A origem da dívida é a compra de divisores de fluxo (pedestais usados para organizar filas) e displays informativos no montante de R$ 95 mil. Esse é o valor sem atualização. A conta deveria ter sido paga parceladamente em abril e maio de 2015, mas a companhia vendedora alega que nada recebeu.

Em nota enviada ao blog, a Real Arenas disse que há discordâncias com a credora mas que não comenta processos judiciais em andamento (leia o posicionamento completo no final do post). Já o departamento jurídico do Palmeiras preferiu não se manifestar.

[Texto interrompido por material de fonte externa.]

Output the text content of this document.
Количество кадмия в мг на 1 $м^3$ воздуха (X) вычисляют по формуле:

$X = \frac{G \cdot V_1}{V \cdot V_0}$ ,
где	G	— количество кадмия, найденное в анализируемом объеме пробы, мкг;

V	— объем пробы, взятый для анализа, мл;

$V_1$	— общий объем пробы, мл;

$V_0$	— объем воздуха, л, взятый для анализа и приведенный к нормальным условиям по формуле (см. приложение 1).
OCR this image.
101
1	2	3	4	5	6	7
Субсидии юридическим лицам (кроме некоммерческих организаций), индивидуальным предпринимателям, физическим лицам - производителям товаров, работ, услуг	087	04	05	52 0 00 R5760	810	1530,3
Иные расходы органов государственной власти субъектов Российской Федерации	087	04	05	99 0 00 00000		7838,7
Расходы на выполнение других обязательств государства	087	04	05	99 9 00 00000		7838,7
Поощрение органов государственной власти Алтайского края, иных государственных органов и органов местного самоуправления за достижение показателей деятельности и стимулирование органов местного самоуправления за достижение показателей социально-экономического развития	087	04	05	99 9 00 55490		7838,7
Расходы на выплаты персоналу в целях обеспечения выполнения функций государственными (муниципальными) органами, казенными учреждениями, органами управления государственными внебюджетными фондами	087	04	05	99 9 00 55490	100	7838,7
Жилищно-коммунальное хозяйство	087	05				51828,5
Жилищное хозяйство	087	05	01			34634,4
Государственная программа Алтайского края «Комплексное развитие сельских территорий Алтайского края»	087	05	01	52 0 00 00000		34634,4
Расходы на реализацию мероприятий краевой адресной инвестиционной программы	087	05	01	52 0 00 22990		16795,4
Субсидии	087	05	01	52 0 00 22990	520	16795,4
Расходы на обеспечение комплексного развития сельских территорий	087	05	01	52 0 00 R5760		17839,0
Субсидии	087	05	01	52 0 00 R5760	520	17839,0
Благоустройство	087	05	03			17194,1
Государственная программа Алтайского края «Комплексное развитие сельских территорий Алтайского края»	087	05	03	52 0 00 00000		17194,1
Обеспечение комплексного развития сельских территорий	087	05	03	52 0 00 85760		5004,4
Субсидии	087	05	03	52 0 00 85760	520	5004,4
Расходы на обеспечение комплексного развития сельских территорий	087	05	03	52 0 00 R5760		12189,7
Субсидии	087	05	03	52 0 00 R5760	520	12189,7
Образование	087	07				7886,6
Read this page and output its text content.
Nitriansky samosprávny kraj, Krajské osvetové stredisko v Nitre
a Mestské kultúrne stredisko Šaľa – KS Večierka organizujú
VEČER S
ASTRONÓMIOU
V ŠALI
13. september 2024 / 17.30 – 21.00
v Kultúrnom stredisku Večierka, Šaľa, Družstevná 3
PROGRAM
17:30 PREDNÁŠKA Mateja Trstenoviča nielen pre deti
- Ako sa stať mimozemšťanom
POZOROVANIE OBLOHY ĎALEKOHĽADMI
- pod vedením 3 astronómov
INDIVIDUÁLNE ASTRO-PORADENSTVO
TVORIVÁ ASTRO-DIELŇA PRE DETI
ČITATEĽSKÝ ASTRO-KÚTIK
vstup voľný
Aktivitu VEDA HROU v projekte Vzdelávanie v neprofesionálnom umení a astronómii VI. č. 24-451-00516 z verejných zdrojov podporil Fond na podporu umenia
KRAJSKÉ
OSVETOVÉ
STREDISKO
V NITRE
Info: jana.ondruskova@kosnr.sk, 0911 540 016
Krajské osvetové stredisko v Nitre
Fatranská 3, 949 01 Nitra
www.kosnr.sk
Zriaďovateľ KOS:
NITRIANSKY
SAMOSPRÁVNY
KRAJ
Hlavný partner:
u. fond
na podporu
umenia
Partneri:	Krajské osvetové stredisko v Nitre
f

Acusada de não pagamento, a empresa foi constituída pela WTorre para receber o direito de uso do terreno (cessão do direito de superfície) em que está a casa alviverde para a construção e exploração do estádio. Ela é a responsável pelo contrato com o clube.

A partir do recebimento da notificação, a  Real Arenas tem dez dias para contestar a ação ou depositar a quantia cobrada, corrigida e acrescida de juros de 1% ao mês desde o vencimento até a citação, além de honorários advocatícios. O pedido é para que, em caso de não pagamento, a falência seja decretada com ou sem contestação.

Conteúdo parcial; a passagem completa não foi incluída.